Of course it's not a magic forcefield that can guarantee someone can live the exact same lifestyle through a years long global emergency. Of course it can't do that. It never could.
"Don't worry about the 4% rule" doesn't mean "Don't worry about risk." Risk in life is very real and often unavoidable. The best you can do is try to hedge, build resiliencies into your systems, and be as flexible as possible for adjusting to new realities.
Never, EVER expect your plans or your calculations to predict your future. They just don't have that power.
As I've said before, you can't Boglehead your way to total security.
Would I retire right now with exactly 25X my estimated expenses with no back up plans and no flexibility? Fuck no. I mean, I wouldn't do that under any circumstances. But would I leave my job right now if it was hurting my quality of life and I had a massive 'stache and could take my time to pivot, adjust my plans, and figure out next steps??
Well yeah...I did.
Now is NOT the time for people to be leaving comfortable jobs they enjoy with no plans for managing risk. Now is the *perfect* time for people to be leaving jobs that are damaging their quality of life.
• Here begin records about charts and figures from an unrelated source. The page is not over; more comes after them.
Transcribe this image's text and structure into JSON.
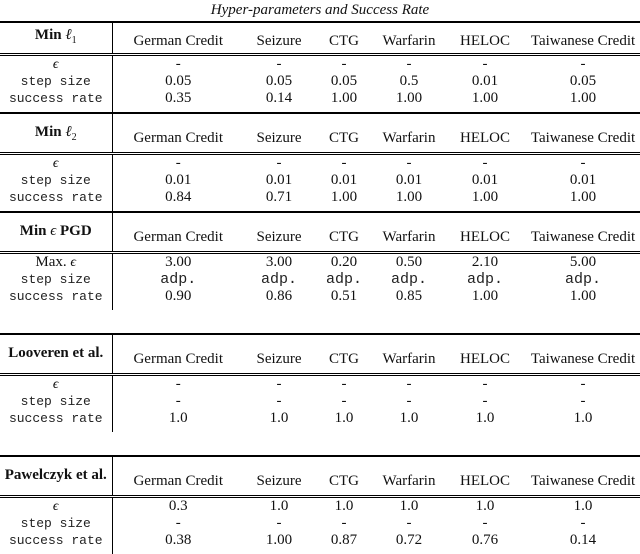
{
  "title": "Hyper-parameters and Success Rate",
  "columns": [
    "German Credit",
    "Seizure",
    "CTG",
    "Warfarin",
    "HELOC",
    "Taiwanese Credit"
  ],
  "sections": [
    {
      "name_prefix": "Min ",
      "name_math": "ℓ",
      "name_sub": "1",
      "name_suffix": "",
      "rows": [
        {
          "label_prefix": "",
          "label_math": "ϵ",
          "label_mono": "",
          "values": [
            "-",
            "-",
            "-",
            "-",
            "-",
            "-"
          ]
        },
        {
          "label_prefix": "",
          "label_math": "",
          "label_mono": "step size",
          "values": [
            "0.05",
            "0.05",
            "0.05",
            "0.5",
            "0.01",
            "0.05"
          ]
        },
        {
          "label_prefix": "",
          "label_math": "",
          "label_mono": "success rate",
          "values": [
            "0.35",
            "0.14",
            "1.00",
            "1.00",
            "1.00",
            "1.00"
          ]
        }
      ]
    },
    {
      "name_prefix": "Min ",
      "name_math": "ℓ",
      "name_sub": "2",
      "name_suffix": "",
      "rows": [
        {
          "label_prefix": "",
          "label_math": "ϵ",
          "label_mono": "",
          "values": [
            "-",
            "-",
            "-",
            "-",
            "-",
            "-"
          ]
        },
        {
          "label_prefix": "",
          "label_math": "",
          "label_mono": "step size",
          "values": [
            "0.01",
            "0.01",
            "0.01",
            "0.01",
            "0.01",
            "0.01"
          ]
        },
        {
          "label_prefix": "",
          "label_math": "",
          "label_mono": "success rate",
          "values": [
            "0.84",
            "0.71",
            "1.00",
            "1.00",
            "1.00",
            "1.00"
          ]
        }
      ]
    },
    {
      "name_prefix": "Min ",
      "name_math": "ϵ",
      "name_sub": "",
      "name_suffix": " PGD",
      "rows": [
        {
          "label_prefix": "Max. ",
          "label_math": "ϵ",
          "label_mono": "",
          "values": [
            "3.00",
            "3.00",
            "0.20",
            "0.50",
            "2.10",
            "5.00"
          ]
        },
        {
          "label_prefix": "",
          "label_math": "",
          "label_mono": "step size",
          "values": [
            "adp.",
            "adp.",
            "adp.",
            "adp.",
            "adp.",
            "adp."
          ]
        },
        {
          "label_prefix": "",
          "label_math": "",
          "label_mono": "success rate",
          "values": [
            "0.90",
            "0.86",
            "0.51",
            "0.85",
            "1.00",
            "1.00"
          ]
        }
      ]
    },
    {
      "name_prefix": "Looveren et al.",
      "name_math": "",
      "name_sub": "",
      "name_suffix": "",
      "rows": [
        {
          "label_prefix": "",
          "label_math": "ϵ",
          "label_mono": "",
          "values": [
            "-",
            "-",
            "-",
            "-",
            "-",
            "-"
          ]
        },
        {
          "label_prefix": "",
          "label_math": "",
          "label_mono": "step size",
          "values": [
            "-",
            "-",
            "-",
            "-",
            "-",
            "-"
          ]
        },
        {
          "label_prefix": "",
          "label_math": "",
          "label_mono": "success rate",
          "values": [
            "1.0",
            "1.0",
            "1.0",
            "1.0",
            "1.0",
            "1.0"
          ]
        }
      ]
    },
    {
      "name_prefix": "Pawelczyk et al.",
      "name_math": "",
      "name_sub": "",
      "name_suffix": "",
      "rows": [
        {
          "label_prefix": "",
          "label_math": "ϵ",
          "label_mono": "",
          "values": [
            "0.3",
            "1.0",
            "1.0",
            "1.0",
            "1.0",
            "1.0"
          ]
        },
        {
          "label_prefix": "",
          "label_math": "",
          "label_mono": "step size",
          "values": [
            "-",
            "-",
            "-",
            "-",
            "-",
            "-"
          ]
        },
        {
          "label_prefix": "",
          "label_math": "",
          "label_mono": "success rate",
          "values": [
            "0.38",
            "1.00",
            "0.87",
            "0.72",
            "0.76",
            "0.14"
          ]
        }
      ]
    }
  ]
}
Actually 2020 was the perfect time to leave a job you don't like, hunker down and retrain in new skills, and then hop back into the white hot job market of 2021/2022 where companies were hurting badly for staff.
I can't actually think of a better time to bail on a shitty career, regroup, and make a new plan.
In summary: if you like your job, now is not the time to retire with no contingencies for flexibility (is it ever that time??), and now is the
ideal time to leave a job you don't like and start crafting a better future for yourself if you've got a nice security blanket of money.
If you don't hate your job, but don't like your job. Oof, that's always going to be a tough position to be in, because the risk analysis is less obvious. Beware of inertia and attend to the very real risk of missing out on a better lifestyle. It's very easy to fall into the trap of "It's not that bad..."
[*What actually happened was I went on the hunt for the inevitable enormous financial opportunities that present themselves during a crisis, and I found a MASSIVE one that would have made me 8 figures rich had I nutted up and seen it through, but I blew it up instead. Long story that I won't share. No regrets.